Пили они до самого закрытия. Коретти последовал за ними в лифт. Они вежливо улыбнулись, но больше никак не отреагировали на его присутствие. Перед входом в отель стояли два такси; они заняли одно, Коретти – другое.

– За тем такси, – осипшим голосом бросил Коретти, сунув последнюю двадцатку водителю – стареющему хиппи.

– Будь спок, шеф, будь спок!..

Они сели им на хвост и преследовали шесть кварталов, пока первое такси не остановилось у другого отеля, поскромнее. Пассажиры вышли из машины и направились к дверям отеля. Коретти медленно, тяжело дыша, вылез.

Он был болен мучившими его подозрениями: эта женщина – совсем не женщина, она – воплощенное соответствие окружению, удачно подобранные обои в человеческом облике. Коретти постоял, пристально разглядывая отель, – и сдался. Нервы не выдержали.

Он пошел домой. Шестнадцать кварталов. По пути он вдруг осознал, что совершенно трезв. Как стеклышко.

* * *

Утром он позвонил, чтобы отменить первую лекцию. Правда, и похмелья-то не было. Во рту не пересохло, а разглядывая себя в зеркале ванной, Коретти заметил, что глаза не налиты кровью.

После обеда он заснул и видел во сне людей с овечьими лицами, которые отражались в зеркальных стенах, за рядами бутылок.

* * *

В тот вечер он вышел поужинать – но ничего не ел. Не лезло в рот. Он поковырял для виду в тарелке, заплатил и пошел в бар. Потом в другой. И в следующий – всюду он высматривал ее.

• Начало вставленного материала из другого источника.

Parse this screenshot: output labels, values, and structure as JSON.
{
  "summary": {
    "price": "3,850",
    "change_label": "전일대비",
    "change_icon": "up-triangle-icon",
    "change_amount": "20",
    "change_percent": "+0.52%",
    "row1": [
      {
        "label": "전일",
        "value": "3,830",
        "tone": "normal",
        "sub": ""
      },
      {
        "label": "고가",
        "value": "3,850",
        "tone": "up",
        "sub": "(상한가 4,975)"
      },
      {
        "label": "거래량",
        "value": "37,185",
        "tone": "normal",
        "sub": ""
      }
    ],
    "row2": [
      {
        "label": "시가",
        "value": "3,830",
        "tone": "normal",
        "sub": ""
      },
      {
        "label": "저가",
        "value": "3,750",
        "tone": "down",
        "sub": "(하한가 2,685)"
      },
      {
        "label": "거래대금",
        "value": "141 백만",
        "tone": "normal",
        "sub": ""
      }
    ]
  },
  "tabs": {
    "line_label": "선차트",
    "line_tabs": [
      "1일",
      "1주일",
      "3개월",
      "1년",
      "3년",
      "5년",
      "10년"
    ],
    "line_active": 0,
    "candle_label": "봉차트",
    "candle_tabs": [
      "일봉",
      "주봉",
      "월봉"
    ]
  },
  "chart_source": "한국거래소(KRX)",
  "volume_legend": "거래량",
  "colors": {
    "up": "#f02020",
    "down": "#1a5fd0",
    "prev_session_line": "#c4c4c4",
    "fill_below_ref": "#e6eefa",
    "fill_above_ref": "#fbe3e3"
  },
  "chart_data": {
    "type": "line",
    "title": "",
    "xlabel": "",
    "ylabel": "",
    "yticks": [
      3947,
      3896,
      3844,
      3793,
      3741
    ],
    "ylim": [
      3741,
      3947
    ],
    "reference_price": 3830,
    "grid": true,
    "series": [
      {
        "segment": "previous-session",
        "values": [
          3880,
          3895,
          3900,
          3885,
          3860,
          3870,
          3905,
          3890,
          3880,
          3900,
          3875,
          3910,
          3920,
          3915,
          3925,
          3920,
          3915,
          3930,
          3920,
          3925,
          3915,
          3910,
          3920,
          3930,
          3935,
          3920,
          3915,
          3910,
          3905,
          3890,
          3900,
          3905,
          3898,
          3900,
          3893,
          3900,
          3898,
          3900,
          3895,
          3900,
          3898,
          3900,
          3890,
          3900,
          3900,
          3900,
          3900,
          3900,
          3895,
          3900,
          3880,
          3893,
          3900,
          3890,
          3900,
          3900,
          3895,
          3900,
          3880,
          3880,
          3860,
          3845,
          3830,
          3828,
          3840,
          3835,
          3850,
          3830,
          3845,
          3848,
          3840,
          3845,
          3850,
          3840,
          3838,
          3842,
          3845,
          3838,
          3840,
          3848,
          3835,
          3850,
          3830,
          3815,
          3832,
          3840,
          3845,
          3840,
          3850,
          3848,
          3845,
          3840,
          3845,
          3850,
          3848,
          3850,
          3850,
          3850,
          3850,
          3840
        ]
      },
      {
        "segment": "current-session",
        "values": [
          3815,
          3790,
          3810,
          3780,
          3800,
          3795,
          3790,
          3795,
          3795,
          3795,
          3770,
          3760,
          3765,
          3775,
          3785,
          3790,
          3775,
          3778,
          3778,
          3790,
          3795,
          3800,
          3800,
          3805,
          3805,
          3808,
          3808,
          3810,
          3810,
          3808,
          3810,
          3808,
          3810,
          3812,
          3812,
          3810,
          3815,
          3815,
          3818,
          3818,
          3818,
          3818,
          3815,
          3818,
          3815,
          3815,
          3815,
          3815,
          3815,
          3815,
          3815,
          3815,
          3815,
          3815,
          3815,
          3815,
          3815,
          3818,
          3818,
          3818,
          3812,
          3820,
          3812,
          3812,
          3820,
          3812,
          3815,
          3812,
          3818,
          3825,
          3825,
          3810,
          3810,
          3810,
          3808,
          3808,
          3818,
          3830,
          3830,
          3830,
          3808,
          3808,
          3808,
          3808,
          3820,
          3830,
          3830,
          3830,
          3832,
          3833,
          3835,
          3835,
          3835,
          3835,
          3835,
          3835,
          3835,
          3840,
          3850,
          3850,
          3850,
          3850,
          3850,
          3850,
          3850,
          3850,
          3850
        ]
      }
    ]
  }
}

Теперь он пользовался кредитной карточкой, хотя уже основательно задолжал «Визе». Если Коретти и видел девушку, то не узнал.

Иногда он принимался следить за отелем, в который она вошла в последний раз. Пристально вглядывался в каждую входившую и выходившую пару. Не то чтобы надеялся узнать ее только по одному внешнему виду – нет, должно быть ощущение, своего рода интуитивное опознание. Он наблюдал за парами, но уверен ни разу не был.

Несколько недель он обходил все до единого кабаки в городе. Вооружившись сперва картой и пятью рваными телефонными книгами, он постепенно смещался ко все менее известным заведениям, телефонные номера которых в справочниках не упоминались. В иных и телефонов-то не было. Он вступал в подозрительные частные клубы, отыскивал нелицензированные забегаловки, работавшие после официального закрытия, куда выпивку надо было приносить с собой. Коретти пришлось понервничать в клубах, где в темноте занимались таким экзотическим сексом, о существовании которого он и не подозревал.

Он продолжал ежевечернее патрулирование, всякий раз начиная «С черного хода». Ни разу ее там не заставал, и в следующем баре тоже. Бармены его уже узнавали и были рады, потому что пил он непрерывно и, похоже, никогда не пьянел. Так он и сидел, вглядываясь в других завсегдатаев, – что дальше?

Коретти потерял работу.

Он слишком часто отменял лекции. Настолько увлекся, что следил за отелем даже днем. Его слишком часто встречали в барах. Похоже, он перестал менять одежду. Отказался от вечерних занятий. Мог прервать лекцию на полуслове и с отсутствующим взором уставиться в окно.

Втайне он был доволен тем, что его вышибли. На него уже стали коситься на факультетских ланчах, когда он не мог притронуться к еде. Да и времени для поисков прибавилось.